We must drive a culture of transparency throughout public spending. The new clause that we will move today seeks to improve the transparency of the Contingencies Fund, because that is what the Bill before us concerns, but it is time for every part of public spending to achieve better value for money and for the Government to use their spending power to improve standards in the way the public would expect. The Opposition believe that achieving these changes need not be difficult or controversial.

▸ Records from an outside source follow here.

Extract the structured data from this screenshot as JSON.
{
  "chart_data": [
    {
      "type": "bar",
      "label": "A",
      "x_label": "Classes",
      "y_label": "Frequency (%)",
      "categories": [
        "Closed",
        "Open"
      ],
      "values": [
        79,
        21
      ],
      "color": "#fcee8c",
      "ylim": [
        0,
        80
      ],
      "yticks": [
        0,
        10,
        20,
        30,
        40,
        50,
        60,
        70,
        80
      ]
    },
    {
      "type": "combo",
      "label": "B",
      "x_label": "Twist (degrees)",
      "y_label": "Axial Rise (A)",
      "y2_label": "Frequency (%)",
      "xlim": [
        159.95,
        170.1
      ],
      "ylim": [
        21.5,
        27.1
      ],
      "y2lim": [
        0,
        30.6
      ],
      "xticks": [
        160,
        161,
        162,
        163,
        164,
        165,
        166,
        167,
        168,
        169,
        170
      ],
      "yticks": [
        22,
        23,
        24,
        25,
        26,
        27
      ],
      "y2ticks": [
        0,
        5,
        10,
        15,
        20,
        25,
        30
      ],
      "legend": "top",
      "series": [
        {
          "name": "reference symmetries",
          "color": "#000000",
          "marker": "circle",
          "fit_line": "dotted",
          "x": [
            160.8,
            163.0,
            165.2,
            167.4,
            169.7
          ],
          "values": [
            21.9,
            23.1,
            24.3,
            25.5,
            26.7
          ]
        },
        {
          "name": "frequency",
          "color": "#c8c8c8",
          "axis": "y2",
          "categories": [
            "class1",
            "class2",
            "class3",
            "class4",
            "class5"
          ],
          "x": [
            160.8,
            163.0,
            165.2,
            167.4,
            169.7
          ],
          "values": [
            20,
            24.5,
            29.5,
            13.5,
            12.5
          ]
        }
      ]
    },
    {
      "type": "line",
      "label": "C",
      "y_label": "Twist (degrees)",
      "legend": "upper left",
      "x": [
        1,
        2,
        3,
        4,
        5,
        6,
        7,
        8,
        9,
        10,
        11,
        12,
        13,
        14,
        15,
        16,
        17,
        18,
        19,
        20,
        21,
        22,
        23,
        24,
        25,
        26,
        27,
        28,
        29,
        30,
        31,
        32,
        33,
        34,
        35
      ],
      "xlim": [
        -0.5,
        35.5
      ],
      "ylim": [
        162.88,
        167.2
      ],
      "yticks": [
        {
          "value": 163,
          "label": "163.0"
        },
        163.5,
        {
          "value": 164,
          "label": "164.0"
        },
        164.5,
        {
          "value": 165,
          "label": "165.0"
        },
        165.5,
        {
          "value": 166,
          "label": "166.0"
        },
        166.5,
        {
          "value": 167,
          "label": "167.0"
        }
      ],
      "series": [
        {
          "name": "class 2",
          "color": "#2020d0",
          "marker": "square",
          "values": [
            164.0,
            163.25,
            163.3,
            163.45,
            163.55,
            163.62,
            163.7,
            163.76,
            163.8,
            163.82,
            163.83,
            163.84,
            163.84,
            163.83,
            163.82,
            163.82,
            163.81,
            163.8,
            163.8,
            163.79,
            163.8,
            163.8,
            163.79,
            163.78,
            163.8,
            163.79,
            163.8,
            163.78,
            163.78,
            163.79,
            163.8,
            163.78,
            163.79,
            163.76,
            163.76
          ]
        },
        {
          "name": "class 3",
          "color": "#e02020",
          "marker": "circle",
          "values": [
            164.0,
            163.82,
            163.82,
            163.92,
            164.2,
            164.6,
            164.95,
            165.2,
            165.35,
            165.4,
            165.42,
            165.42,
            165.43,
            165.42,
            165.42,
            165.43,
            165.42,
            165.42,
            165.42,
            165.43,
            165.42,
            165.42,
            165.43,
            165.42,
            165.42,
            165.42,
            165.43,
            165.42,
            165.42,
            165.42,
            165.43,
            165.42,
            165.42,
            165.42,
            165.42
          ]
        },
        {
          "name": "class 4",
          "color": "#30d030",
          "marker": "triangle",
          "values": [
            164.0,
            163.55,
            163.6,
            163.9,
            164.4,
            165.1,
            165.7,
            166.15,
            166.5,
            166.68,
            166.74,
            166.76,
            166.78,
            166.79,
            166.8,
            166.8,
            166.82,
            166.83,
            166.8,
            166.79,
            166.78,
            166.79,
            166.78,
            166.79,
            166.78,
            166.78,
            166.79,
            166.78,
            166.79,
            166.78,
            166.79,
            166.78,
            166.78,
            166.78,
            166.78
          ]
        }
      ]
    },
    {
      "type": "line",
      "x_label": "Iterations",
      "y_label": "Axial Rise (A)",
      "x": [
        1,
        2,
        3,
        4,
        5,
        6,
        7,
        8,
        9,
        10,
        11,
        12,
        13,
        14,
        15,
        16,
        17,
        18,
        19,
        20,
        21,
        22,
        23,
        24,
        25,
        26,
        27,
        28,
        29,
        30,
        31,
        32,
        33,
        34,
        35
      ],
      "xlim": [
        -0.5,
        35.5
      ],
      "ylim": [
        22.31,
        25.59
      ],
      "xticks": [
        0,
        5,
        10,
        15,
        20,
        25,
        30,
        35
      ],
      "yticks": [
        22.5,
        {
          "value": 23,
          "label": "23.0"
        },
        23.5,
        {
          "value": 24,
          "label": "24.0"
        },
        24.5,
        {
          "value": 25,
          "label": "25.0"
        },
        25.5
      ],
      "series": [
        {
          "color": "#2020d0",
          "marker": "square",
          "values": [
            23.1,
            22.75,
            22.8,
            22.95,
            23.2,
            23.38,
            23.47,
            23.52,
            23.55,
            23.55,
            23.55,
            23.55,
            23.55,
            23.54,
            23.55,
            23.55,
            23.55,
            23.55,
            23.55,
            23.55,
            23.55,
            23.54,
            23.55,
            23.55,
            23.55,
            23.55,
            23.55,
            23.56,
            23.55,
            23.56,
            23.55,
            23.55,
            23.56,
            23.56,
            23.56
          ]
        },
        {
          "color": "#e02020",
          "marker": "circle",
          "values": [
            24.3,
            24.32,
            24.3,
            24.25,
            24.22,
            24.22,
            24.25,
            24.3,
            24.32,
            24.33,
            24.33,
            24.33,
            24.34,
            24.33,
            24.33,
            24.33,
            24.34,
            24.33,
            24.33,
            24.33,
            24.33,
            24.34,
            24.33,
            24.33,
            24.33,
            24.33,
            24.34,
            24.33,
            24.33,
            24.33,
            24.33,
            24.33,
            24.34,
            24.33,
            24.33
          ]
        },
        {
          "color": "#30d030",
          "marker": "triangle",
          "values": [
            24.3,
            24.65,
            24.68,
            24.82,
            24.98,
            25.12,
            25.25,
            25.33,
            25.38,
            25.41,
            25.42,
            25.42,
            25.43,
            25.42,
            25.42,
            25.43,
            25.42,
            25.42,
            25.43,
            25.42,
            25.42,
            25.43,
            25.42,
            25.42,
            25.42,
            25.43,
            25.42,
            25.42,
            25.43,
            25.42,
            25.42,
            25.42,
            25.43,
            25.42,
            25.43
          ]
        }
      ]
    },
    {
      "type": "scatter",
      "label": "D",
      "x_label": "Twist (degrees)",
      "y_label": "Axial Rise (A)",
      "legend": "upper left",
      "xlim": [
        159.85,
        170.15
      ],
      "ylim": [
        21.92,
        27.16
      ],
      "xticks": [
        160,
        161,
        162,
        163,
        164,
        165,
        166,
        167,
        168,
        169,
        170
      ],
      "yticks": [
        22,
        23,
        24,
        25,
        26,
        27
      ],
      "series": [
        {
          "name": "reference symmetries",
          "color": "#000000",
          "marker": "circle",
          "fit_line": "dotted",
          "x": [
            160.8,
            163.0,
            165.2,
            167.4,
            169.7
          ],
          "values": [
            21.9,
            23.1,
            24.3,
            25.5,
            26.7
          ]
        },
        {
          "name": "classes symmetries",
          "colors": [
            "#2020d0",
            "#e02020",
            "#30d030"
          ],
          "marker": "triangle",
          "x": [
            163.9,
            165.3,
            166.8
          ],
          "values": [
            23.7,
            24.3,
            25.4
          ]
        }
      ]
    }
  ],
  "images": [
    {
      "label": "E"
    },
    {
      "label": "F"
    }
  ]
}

We recognise the power of public investment to transform people’s lives for the better. That is fundamentally why we, like the British public, cannot bear to see Ministers casually and carelessly waste public money on deals that do not deliver, on contracts that do not work and on outsourcing that should never have taken place. Every pound that this Government misspend makes it that bit harder for nurses to accept the Chancellor’s pleading that a 1% pay rise is all he can afford. Every penny that this Government waste could have gone towards building a fairer, more secure future for our country. We will not be opposing the Second Reading of this Bill, but our new clause in Committee will set out a new standard of transparency that would pull Ministers up, force them to sharpen their focus on value for money and make sure we have more money to spend on the things that matter to us all.

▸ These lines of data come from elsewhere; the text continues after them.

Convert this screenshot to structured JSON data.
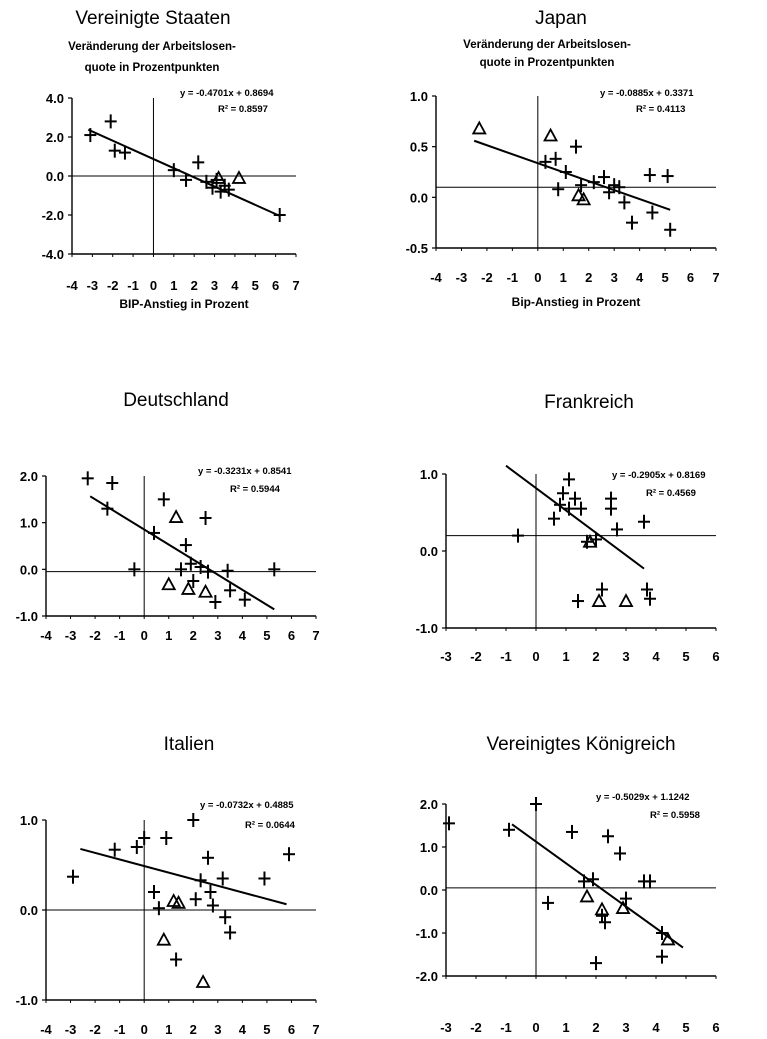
{
  "chart_data": [
    {
      "type": "scatter",
      "title": "Vereinigte Staaten",
      "ylabel_line1": "Veränderung der Arbeitslosen-",
      "ylabel_line2": "quote in Prozentpunkten",
      "xlabel": "BIP-Anstieg in Prozent",
      "xlim": [
        -4,
        7
      ],
      "ylim": [
        -4,
        4
      ],
      "xticks": [
        "-4",
        "-3",
        "-2",
        "-1",
        "0",
        "1",
        "2",
        "3",
        "4",
        "5",
        "6",
        "7"
      ],
      "yticks": [
        "4.0",
        "2.0",
        "0.0",
        "-2.0",
        "-4.0"
      ],
      "hline": 0.0,
      "vline": 0.0,
      "equation": "y = -0.4701x + 0.8694",
      "r2": "R² = 0.8597",
      "trend": {
        "slope": -0.4701,
        "intercept": 0.8694,
        "x_range": [
          -3.2,
          6.2
        ]
      },
      "series": [
        {
          "marker": "plus",
          "points": [
            [
              -3.1,
              2.1
            ],
            [
              -2.1,
              2.8
            ],
            [
              -1.9,
              1.3
            ],
            [
              -1.4,
              1.2
            ],
            [
              1.0,
              0.3
            ],
            [
              1.6,
              -0.2
            ],
            [
              2.2,
              0.7
            ],
            [
              2.6,
              -0.3
            ],
            [
              2.9,
              -0.6
            ],
            [
              3.1,
              -0.2
            ],
            [
              3.3,
              -0.8
            ],
            [
              3.5,
              -0.5
            ],
            [
              3.7,
              -0.7
            ],
            [
              6.2,
              -2.0
            ]
          ]
        },
        {
          "marker": "triangle",
          "points": [
            [
              3.2,
              -0.1
            ],
            [
              4.2,
              -0.1
            ]
          ]
        }
      ]
    },
    {
      "type": "scatter",
      "title": "Japan",
      "ylabel_line1": "Veränderung der Arbeitslosen-",
      "ylabel_line2": "quote in Prozentpunkten",
      "xlabel": "Bip-Anstieg in Prozent",
      "xlim": [
        -4,
        7
      ],
      "ylim": [
        -0.5,
        1.0
      ],
      "xticks": [
        "-4",
        "-3",
        "-2",
        "-1",
        "0",
        "1",
        "2",
        "3",
        "4",
        "5",
        "6",
        "7"
      ],
      "yticks": [
        "1.0",
        "0.5",
        "0.0",
        "-0.5"
      ],
      "hline": 0.1,
      "vline": 0.0,
      "equation": "y = -0.0885x + 0.3371",
      "r2": "R² = 0.4113",
      "trend": {
        "slope": -0.0885,
        "intercept": 0.3371,
        "x_range": [
          -2.5,
          5.2
        ]
      },
      "series": [
        {
          "marker": "plus",
          "points": [
            [
              0.3,
              0.35
            ],
            [
              0.7,
              0.38
            ],
            [
              0.8,
              0.08
            ],
            [
              1.1,
              0.25
            ],
            [
              1.5,
              0.5
            ],
            [
              1.7,
              0.12
            ],
            [
              2.2,
              0.15
            ],
            [
              2.6,
              0.2
            ],
            [
              2.8,
              0.05
            ],
            [
              3.0,
              0.12
            ],
            [
              3.2,
              0.1
            ],
            [
              3.4,
              -0.05
            ],
            [
              3.7,
              -0.25
            ],
            [
              4.4,
              0.22
            ],
            [
              4.5,
              -0.15
            ],
            [
              5.1,
              0.21
            ],
            [
              5.2,
              -0.32
            ]
          ]
        },
        {
          "marker": "triangle",
          "points": [
            [
              -2.3,
              0.68
            ],
            [
              0.5,
              0.61
            ],
            [
              1.6,
              0.02
            ],
            [
              1.8,
              -0.02
            ]
          ]
        }
      ]
    },
    {
      "type": "scatter",
      "title": "Deutschland",
      "xlim": [
        -4,
        7
      ],
      "ylim": [
        -1.0,
        2.0
      ],
      "xticks": [
        "-4",
        "-3",
        "-2",
        "-1",
        "0",
        "1",
        "2",
        "3",
        "4",
        "5",
        "6",
        "7"
      ],
      "yticks": [
        "2.0",
        "1.0",
        "0.0",
        "-1.0"
      ],
      "hline": -0.05,
      "vline": 0.0,
      "equation": "y = -0.3231x + 0.8541",
      "r2": "R² = 0.5944",
      "trend": {
        "slope": -0.3231,
        "intercept": 0.8541,
        "x_range": [
          -2.2,
          5.3
        ]
      },
      "series": [
        {
          "marker": "plus",
          "points": [
            [
              -2.3,
              1.95
            ],
            [
              -1.3,
              1.85
            ],
            [
              -1.5,
              1.3
            ],
            [
              -0.4,
              0.0
            ],
            [
              0.4,
              0.78
            ],
            [
              0.8,
              1.5
            ],
            [
              1.5,
              0.0
            ],
            [
              1.7,
              0.52
            ],
            [
              1.9,
              0.12
            ],
            [
              2.0,
              -0.25
            ],
            [
              2.3,
              0.05
            ],
            [
              2.5,
              1.1
            ],
            [
              2.6,
              -0.05
            ],
            [
              2.9,
              -0.7
            ],
            [
              3.4,
              -0.03
            ],
            [
              3.5,
              -0.45
            ],
            [
              4.1,
              -0.65
            ],
            [
              5.3,
              0.0
            ]
          ]
        },
        {
          "marker": "triangle",
          "points": [
            [
              1.0,
              -0.32
            ],
            [
              1.3,
              1.12
            ],
            [
              1.8,
              -0.42
            ],
            [
              2.5,
              -0.48
            ]
          ]
        }
      ]
    },
    {
      "type": "scatter",
      "title": "Frankreich",
      "xlim": [
        -3,
        6
      ],
      "ylim": [
        -1.0,
        1.0
      ],
      "xticks": [
        "-3",
        "-2",
        "-1",
        "0",
        "1",
        "2",
        "3",
        "4",
        "5",
        "6"
      ],
      "yticks": [
        "1.0",
        "0.0",
        "-1.0"
      ],
      "hline": 0.2,
      "vline": 0.0,
      "equation": "y = -0.2905x + 0.8169",
      "r2": "R² = 0.4569",
      "trend": {
        "slope": -0.2905,
        "intercept": 0.8169,
        "x_range": [
          -1.0,
          3.6
        ]
      },
      "series": [
        {
          "marker": "plus",
          "points": [
            [
              -0.6,
              0.2
            ],
            [
              0.6,
              0.42
            ],
            [
              0.8,
              0.6
            ],
            [
              0.9,
              0.75
            ],
            [
              1.1,
              0.93
            ],
            [
              1.1,
              0.55
            ],
            [
              1.3,
              0.68
            ],
            [
              1.5,
              0.55
            ],
            [
              1.4,
              -0.65
            ],
            [
              1.7,
              0.12
            ],
            [
              2.0,
              0.15
            ],
            [
              2.2,
              -0.5
            ],
            [
              2.5,
              0.68
            ],
            [
              2.5,
              0.55
            ],
            [
              2.7,
              0.28
            ],
            [
              3.6,
              0.38
            ],
            [
              3.7,
              -0.5
            ],
            [
              3.8,
              -0.62
            ]
          ]
        },
        {
          "marker": "triangle",
          "points": [
            [
              1.8,
              0.12
            ],
            [
              2.1,
              -0.65
            ],
            [
              3.0,
              -0.65
            ]
          ]
        }
      ]
    },
    {
      "type": "scatter",
      "title": "Italien",
      "xlim": [
        -4,
        7
      ],
      "ylim": [
        -1.0,
        1.0
      ],
      "xticks": [
        "-4",
        "-3",
        "-2",
        "-1",
        "0",
        "1",
        "2",
        "3",
        "4",
        "5",
        "6",
        "7"
      ],
      "yticks": [
        "1.0",
        "0.0",
        "-1.0"
      ],
      "hline": 0.0,
      "vline": 0.0,
      "equation": "y = -0.0732x + 0.4885",
      "r2": "R² = 0.0644",
      "trend": {
        "slope": -0.0732,
        "intercept": 0.4885,
        "x_range": [
          -2.6,
          5.8
        ]
      },
      "series": [
        {
          "marker": "plus",
          "points": [
            [
              -2.9,
              0.37
            ],
            [
              -1.2,
              0.67
            ],
            [
              -0.3,
              0.7
            ],
            [
              0.0,
              0.8
            ],
            [
              0.4,
              0.2
            ],
            [
              0.6,
              0.02
            ],
            [
              0.9,
              0.8
            ],
            [
              1.3,
              -0.55
            ],
            [
              2.0,
              1.0
            ],
            [
              2.1,
              0.12
            ],
            [
              2.3,
              0.33
            ],
            [
              2.6,
              0.58
            ],
            [
              2.7,
              0.2
            ],
            [
              2.8,
              0.05
            ],
            [
              3.2,
              0.35
            ],
            [
              3.3,
              -0.08
            ],
            [
              3.5,
              -0.25
            ],
            [
              4.9,
              0.35
            ],
            [
              5.9,
              0.62
            ]
          ]
        },
        {
          "marker": "triangle",
          "points": [
            [
              0.8,
              -0.33
            ],
            [
              1.2,
              0.1
            ],
            [
              1.4,
              0.08
            ],
            [
              2.4,
              -0.8
            ]
          ]
        }
      ]
    },
    {
      "type": "scatter",
      "title": "Vereinigtes Königreich",
      "xlim": [
        -3,
        6
      ],
      "ylim": [
        -2.0,
        2.0
      ],
      "xticks": [
        "-3",
        "-2",
        "-1",
        "0",
        "1",
        "2",
        "3",
        "4",
        "5",
        "6"
      ],
      "yticks": [
        "2.0",
        "1.0",
        "0.0",
        "-1.0",
        "-2.0"
      ],
      "hline": 0.05,
      "vline": 0.0,
      "equation": "y = -0.5029x + 1.1242",
      "r2": "R² = 0.5958",
      "trend": {
        "slope": -0.5029,
        "intercept": 1.1242,
        "x_range": [
          -0.8,
          4.9
        ]
      },
      "series": [
        {
          "marker": "plus",
          "points": [
            [
              -2.9,
              1.55
            ],
            [
              -0.9,
              1.4
            ],
            [
              0.0,
              2.0
            ],
            [
              0.4,
              -0.3
            ],
            [
              1.2,
              1.35
            ],
            [
              1.6,
              0.2
            ],
            [
              1.9,
              0.25
            ],
            [
              2.0,
              -1.7
            ],
            [
              2.2,
              -0.6
            ],
            [
              2.3,
              -0.75
            ],
            [
              2.4,
              1.25
            ],
            [
              2.8,
              0.85
            ],
            [
              3.0,
              -0.2
            ],
            [
              3.6,
              0.2
            ],
            [
              3.8,
              0.2
            ],
            [
              4.2,
              -1.0
            ],
            [
              4.2,
              -1.55
            ]
          ]
        },
        {
          "marker": "triangle",
          "points": [
            [
              1.7,
              -0.15
            ],
            [
              2.2,
              -0.45
            ],
            [
              2.9,
              -0.42
            ],
            [
              4.4,
              -1.15
            ]
          ]
        }
      ]
    }
  ]
}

Before I call Andrew Jones, I want to point out that although what we are dealing with is very important, we also have the Committee of the whole House and Third Reading, and then we have 70 contributions in the International Women’s Day debate. If people could keep that in mind as they consider the length of their contributions, I would be extremely grateful.
With the leave of the House, I would like to respond briefly to the debate and pick up on some of the contributions. First, I would like to address a comment by the hon. Member for Thirsk and Malton (Kevin Hollinrake), who seemed to claim that I was not in my place during his speech. I would like to reassure him that I have been listening carefully throughout in the virtual Chamber, but perhaps he was not here earlier when I began my contribution virtually.

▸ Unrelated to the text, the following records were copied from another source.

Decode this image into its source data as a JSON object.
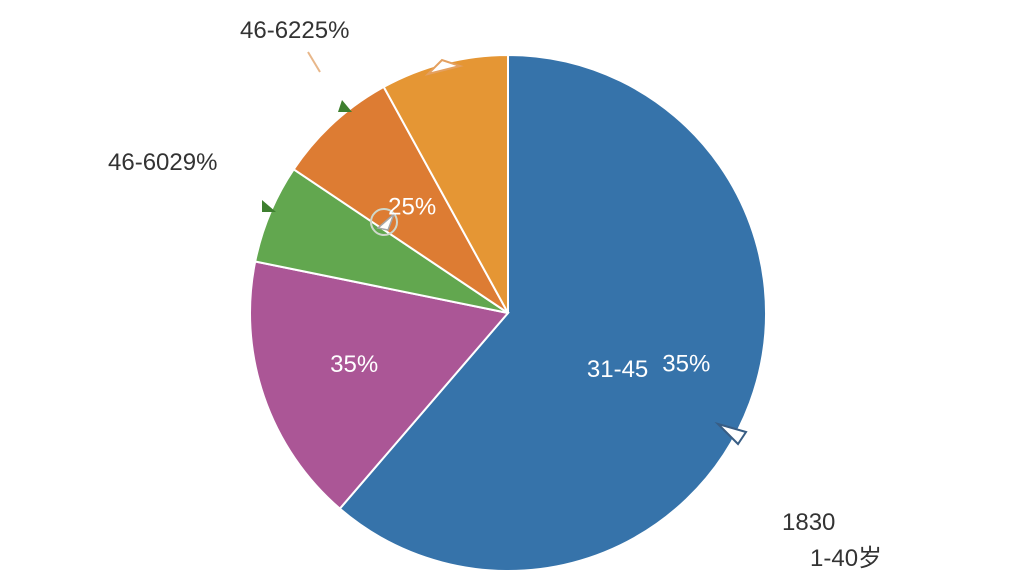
{
  "chart_data": {
    "type": "pie",
    "slices": [
      {
        "name": "31-45",
        "value": 61.3,
        "color": "#3673aa",
        "labels": [
          "31-45",
          "35%"
        ]
      },
      {
        "name": "",
        "value": 16.9,
        "color": "#ab5696",
        "labels": [
          "35%"
        ]
      },
      {
        "name": "",
        "value": 6.2,
        "color": "#62a74f",
        "labels": []
      },
      {
        "name": "",
        "value": 7.6,
        "color": "#dd7c33",
        "labels": [
          "25%"
        ]
      },
      {
        "name": "",
        "value": 8.0,
        "color": "#e59634",
        "labels": []
      }
    ],
    "annotations": [
      {
        "text": "46-6225%"
      },
      {
        "text": "46-6029%"
      },
      {
        "text": "1830"
      },
      {
        "text": "1-40岁"
      }
    ]
  }
}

My hon. Friend the Member for Brent Central (Dawn Butler) made a powerful and important case about the link between trust and transparency and how important it is for us to take action in this place to reassert that link. She also set out how insulting the 1% pay rise—a real-terms pay cut—is to the nurses in our country. My hon. Friend the Member for Sefton Central (Bill Esterson) mentioned the huge waste that has happened through Test and Trace and the private outsourcing giants that have benefited from that money. It is telling that no Conservative Members today addressed Test and Trace and the spending on that programme, as far as I could tell. I found it curious, however, that the hon. Member for South Cambridgeshire (Anthony Browne), when trying to make a case around value for money, chose to focus on the time that the right hon. Member for Uxbridge and South Ruislip (Boris Johnson) spent in City Hall, given that one of the most notable achievements of that right hon. Member in that office was to oversee £46 million of public money being spent on a garden bridge that was never built.
As I made clear in my opening remarks, we will not be opposing the Bill’s Second Reading, but in the Committee debate that follows, I will set out how our new clause aims to introduce a new standard of transparency, which we believe is urgently needed after the Government’s approach over the last year.